Five years of brutal statewide budget cuts in the judiciary are about to hit close to home, and the near-homeless, in Los Angeles County.
Without last-minute intervention, poor and disabled people in the county will have a harder time gaining access to courts that resolve landlord-tenant disputes.
L.A. County Superior Court is closing 21 of 26 courts that handle “unlawful detainers,” actions that require a landlord to follow a strict eviction procedure for protecting the Fifth Amendment rights of a tenant. By restricting unlawful detainer access to just five courthouses, some tenants could have to travel as far as 32 miles for a court appearance.
The Superior Court also plans to eliminate 511 positions by June, bringing to 24% the percentage of employees the court has lost over the last four years, officials told the Los Angeles Times.
Last week, several legal aid groups filed a lawsuit in U.S. District Court, arguing that persons with limited resources and mobility would lose the ability to defend their rights in court. The suit claims the court closures violate the Fair Housing Act, Section 504 of the Rehabilitation Act, the Americans With Disabilities Act, and the First and 14th Amendments.
A lot of people are affected. More than 67,000 eviction lawsuits were filed in Los Angeles County courts during the past fiscal year, court spokeswoman Mary Hearn told the Los Angeles Times.
The lawsuit was filed by the Neighborhood Legal Services of Los Angeles County, the Legal Aid Foundation of Los Angeles, the Western Center on Law and Poverty, and the Disability Rights Legal Center on behalf of two affected individuals and four nonprofits: Union de Vecinos, the Coalition for Economic Survival, People Organized for Westside Renewal and the Independent Living Center of Southern California.
The suit was filed against Presiding Superior Court Judge David Wesley, the State of California, Governor Jerry Brown, and L.A. Superior Court Clerk John Clarke.
The closure plan is just one of many painful, and legally questionable, moves that the state judicial system will be announcing as it grapples with a budget shortfall of between $56 million and $85 million. Courts have lost $1 billion in funding over the last five years.

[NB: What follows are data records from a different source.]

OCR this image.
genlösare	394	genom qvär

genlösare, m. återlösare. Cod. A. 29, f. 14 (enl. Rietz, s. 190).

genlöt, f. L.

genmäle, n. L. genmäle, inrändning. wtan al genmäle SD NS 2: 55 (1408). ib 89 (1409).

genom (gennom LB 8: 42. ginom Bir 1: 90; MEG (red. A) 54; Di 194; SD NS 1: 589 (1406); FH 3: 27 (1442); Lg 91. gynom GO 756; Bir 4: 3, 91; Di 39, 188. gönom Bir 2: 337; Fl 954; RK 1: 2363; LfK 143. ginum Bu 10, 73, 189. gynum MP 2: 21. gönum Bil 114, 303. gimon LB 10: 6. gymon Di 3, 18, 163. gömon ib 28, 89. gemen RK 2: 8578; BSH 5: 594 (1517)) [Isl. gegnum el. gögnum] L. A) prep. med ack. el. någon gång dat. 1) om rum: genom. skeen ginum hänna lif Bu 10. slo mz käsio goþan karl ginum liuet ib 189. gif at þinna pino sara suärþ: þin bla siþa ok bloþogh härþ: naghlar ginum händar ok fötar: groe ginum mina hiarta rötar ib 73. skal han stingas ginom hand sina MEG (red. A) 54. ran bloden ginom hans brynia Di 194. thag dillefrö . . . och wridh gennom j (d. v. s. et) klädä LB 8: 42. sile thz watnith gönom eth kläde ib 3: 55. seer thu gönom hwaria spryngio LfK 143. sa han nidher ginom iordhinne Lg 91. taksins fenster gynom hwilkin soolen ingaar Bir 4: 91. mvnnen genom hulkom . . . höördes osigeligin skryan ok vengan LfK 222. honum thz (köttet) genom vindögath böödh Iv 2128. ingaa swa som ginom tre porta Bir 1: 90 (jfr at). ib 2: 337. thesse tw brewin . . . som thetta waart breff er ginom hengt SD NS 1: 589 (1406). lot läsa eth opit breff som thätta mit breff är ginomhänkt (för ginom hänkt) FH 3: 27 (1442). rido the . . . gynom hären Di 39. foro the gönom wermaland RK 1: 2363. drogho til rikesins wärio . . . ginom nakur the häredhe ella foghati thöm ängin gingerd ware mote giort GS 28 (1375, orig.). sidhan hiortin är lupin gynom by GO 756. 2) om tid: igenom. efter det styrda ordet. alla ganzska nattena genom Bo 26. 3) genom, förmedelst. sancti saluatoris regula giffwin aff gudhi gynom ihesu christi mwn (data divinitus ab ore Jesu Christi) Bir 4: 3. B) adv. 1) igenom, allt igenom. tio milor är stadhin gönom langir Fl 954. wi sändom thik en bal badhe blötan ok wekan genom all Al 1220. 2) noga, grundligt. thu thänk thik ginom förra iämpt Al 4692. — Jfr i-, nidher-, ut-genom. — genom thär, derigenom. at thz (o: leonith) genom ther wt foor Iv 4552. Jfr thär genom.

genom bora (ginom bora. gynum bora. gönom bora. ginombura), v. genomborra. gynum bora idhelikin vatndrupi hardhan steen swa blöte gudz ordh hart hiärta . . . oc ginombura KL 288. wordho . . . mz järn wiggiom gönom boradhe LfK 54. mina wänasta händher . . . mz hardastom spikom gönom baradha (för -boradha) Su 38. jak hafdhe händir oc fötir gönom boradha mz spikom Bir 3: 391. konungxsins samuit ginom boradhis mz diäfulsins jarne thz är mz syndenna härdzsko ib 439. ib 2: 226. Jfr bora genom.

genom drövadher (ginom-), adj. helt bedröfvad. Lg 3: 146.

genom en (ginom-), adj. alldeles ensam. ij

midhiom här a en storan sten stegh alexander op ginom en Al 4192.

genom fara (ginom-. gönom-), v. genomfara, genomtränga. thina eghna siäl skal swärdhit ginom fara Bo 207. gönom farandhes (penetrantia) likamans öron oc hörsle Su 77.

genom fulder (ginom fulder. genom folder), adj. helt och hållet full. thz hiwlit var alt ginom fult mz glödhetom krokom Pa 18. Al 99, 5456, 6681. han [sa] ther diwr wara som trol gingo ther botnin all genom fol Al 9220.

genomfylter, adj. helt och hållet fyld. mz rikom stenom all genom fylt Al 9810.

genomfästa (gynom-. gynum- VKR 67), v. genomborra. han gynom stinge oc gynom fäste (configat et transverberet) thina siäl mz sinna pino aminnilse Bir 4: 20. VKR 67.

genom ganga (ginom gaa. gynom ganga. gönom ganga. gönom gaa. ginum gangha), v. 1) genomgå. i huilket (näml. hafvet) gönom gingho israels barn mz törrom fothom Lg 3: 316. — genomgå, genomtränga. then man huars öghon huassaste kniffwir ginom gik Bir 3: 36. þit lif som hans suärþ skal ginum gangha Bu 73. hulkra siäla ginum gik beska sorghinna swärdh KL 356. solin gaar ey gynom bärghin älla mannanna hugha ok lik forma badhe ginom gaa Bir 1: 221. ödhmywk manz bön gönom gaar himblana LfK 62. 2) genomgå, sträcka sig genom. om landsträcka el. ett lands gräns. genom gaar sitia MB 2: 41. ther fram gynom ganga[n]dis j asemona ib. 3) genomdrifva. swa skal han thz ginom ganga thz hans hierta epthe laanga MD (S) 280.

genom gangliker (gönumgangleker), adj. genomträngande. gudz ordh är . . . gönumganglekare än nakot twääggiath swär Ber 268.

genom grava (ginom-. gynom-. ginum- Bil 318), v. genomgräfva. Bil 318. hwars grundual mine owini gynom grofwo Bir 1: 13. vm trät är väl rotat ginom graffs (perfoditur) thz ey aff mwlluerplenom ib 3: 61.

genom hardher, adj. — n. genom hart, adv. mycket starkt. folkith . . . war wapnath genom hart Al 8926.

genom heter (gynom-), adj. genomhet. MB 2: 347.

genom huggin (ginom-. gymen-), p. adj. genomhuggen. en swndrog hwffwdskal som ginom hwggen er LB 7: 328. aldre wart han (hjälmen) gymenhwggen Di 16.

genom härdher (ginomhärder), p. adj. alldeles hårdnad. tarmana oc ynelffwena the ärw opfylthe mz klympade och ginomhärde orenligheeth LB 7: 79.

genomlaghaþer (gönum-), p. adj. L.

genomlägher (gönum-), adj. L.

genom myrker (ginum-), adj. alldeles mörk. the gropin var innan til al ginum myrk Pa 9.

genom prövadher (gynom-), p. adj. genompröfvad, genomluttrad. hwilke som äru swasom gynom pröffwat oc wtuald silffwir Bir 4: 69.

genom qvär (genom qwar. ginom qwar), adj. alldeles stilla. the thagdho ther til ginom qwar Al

California Supreme Court Justice Tani Cantil-Sakauye, in her state of the judiciary speech last week, said, “I am afraid California is on the wrong side of history when it comes to its funding of justice.”
In addition to cutbacks in service, Cantil-Sakauye warned that budgetary pressure was fundamentally changing how the justice system worked.
“All of us worry that the judicial branch may become a user-fee institution and that the ever-increasing fines and penalties are falling on those least able to afford it,” she said.